But that got me started thinking: Why do most of these "other" worlds that people visit through portals seem to be quasi-medieval and European? I suspect to some extent it has to do with the fact that for a very long time, the standard fantasy setting was quasi-medieval and European -- swords, knights, castles and the like, with bonus wizards. Therefore, if you were going to travel from our world to a fantasy world, it had to be what a fantasy world was supposed to look like.
But then if you think about it, some of the earlier portal fantasies didn't involve medieval worlds. Alice's Wonderland was more or less Victorian, made different from the "real" world by whimsical touches like talking animals and playing cards. I'm not sure it really even mapped to a particular time period, aside from a few things like the tea party and the croquet game. Likewise with Neverland, which seemed to be an amalgamation of everything that seemed like a good fit for a place where you could have adventures -- pirates, Indians, mermaids, and the like. Even in the original illustrations, Hook looks vaguely early 18th century, but otherwise, it would be hard to time-stamp Neverland. It's been ages since I read The Wizard of Oz, but a quick skim of the description of the Emerald City doesn't strike me as the typical medieval fantasy world. It seems more like a city contemporary to the time of the writing, only better (there's specific mention of no horses, which would imply it's a lot cleaner). Actually, it would be really hard to map Oz to any particular time in earth's history. Oz is Oz.
And, really, why would a fantasy world have to follow earth's history so exactly that you could figure out what time period you're in? I remember the Internet outcry over the fact that there were hay bales mentioned in the Wheel of Time books because those wouldn't have existed in that time period. What time period? This is another world! Ditto with SCA complaints about fantasy, unless the story is specifically set in our history.
Now that fantasy has broadened beyond the medieval European setting, I wonder if there's room for portal worlds that are, say, Victorian or Regency (assuming there's room for portal worlds at all).
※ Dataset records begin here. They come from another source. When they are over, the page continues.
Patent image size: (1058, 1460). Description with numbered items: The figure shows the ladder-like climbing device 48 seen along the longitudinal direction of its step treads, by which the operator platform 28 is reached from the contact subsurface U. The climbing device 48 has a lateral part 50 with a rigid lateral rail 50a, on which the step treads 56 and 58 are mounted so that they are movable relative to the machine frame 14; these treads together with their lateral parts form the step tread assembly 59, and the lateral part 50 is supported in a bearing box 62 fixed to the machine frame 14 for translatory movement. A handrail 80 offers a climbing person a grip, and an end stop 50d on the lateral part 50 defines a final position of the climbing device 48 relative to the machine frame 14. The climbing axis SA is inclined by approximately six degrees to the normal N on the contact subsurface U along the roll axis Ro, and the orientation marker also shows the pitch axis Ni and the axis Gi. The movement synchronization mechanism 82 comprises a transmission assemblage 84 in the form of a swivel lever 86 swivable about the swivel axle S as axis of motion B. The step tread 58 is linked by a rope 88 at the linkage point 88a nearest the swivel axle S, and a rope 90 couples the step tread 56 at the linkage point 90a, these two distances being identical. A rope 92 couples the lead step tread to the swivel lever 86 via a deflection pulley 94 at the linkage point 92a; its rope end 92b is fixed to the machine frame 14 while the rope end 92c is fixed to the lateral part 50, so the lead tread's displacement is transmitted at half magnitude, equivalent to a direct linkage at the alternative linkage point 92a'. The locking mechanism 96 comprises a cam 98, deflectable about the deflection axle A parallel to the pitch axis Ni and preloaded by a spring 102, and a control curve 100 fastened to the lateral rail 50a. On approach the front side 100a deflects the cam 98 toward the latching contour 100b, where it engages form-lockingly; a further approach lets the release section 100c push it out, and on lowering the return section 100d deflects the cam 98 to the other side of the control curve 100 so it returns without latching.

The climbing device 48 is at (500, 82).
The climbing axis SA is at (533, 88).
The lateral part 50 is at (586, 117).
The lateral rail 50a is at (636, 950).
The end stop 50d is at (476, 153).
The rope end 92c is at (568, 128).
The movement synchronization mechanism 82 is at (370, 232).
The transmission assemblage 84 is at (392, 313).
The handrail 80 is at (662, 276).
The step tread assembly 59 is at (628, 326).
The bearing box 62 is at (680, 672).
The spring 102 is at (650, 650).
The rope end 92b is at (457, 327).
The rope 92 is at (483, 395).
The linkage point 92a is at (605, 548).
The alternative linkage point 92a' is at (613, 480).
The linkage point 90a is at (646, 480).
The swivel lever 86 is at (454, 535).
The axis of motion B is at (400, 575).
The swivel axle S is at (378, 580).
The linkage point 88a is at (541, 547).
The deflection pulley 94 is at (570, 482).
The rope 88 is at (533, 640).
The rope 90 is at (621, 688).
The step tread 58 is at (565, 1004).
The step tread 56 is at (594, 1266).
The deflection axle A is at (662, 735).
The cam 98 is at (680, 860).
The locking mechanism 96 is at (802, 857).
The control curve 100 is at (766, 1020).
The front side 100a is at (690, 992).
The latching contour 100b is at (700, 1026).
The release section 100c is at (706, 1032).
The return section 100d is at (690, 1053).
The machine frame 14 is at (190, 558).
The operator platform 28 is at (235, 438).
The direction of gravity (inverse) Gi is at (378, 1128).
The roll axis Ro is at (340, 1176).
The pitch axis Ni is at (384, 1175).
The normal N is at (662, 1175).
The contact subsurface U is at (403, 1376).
Or get wild and crazy and pull an Oz, so that your portal world is itself and not anything you can map against earth. It might be full of seeming anachronisms because technology may have developed in different ways and at different rates. The clothes might be different not only because of technology but because societies with different religions and moral codes might not have the same taboos of what parts of the body can be shown. The existence of magic might stall the development of technology or lead into entirely new technologies. They might not have internal combustion engines, but they might have the equivalent of flying cars, because if magic allows you to fly, why bother building roads?
And now I think I've fed my subconscious a little too much, considering I have work to do, especially since I plan to plant myself on the couch tonight. It's nice and cool, so I can huddle under the blankets and watch Grimm and Haven's Halloween episodes.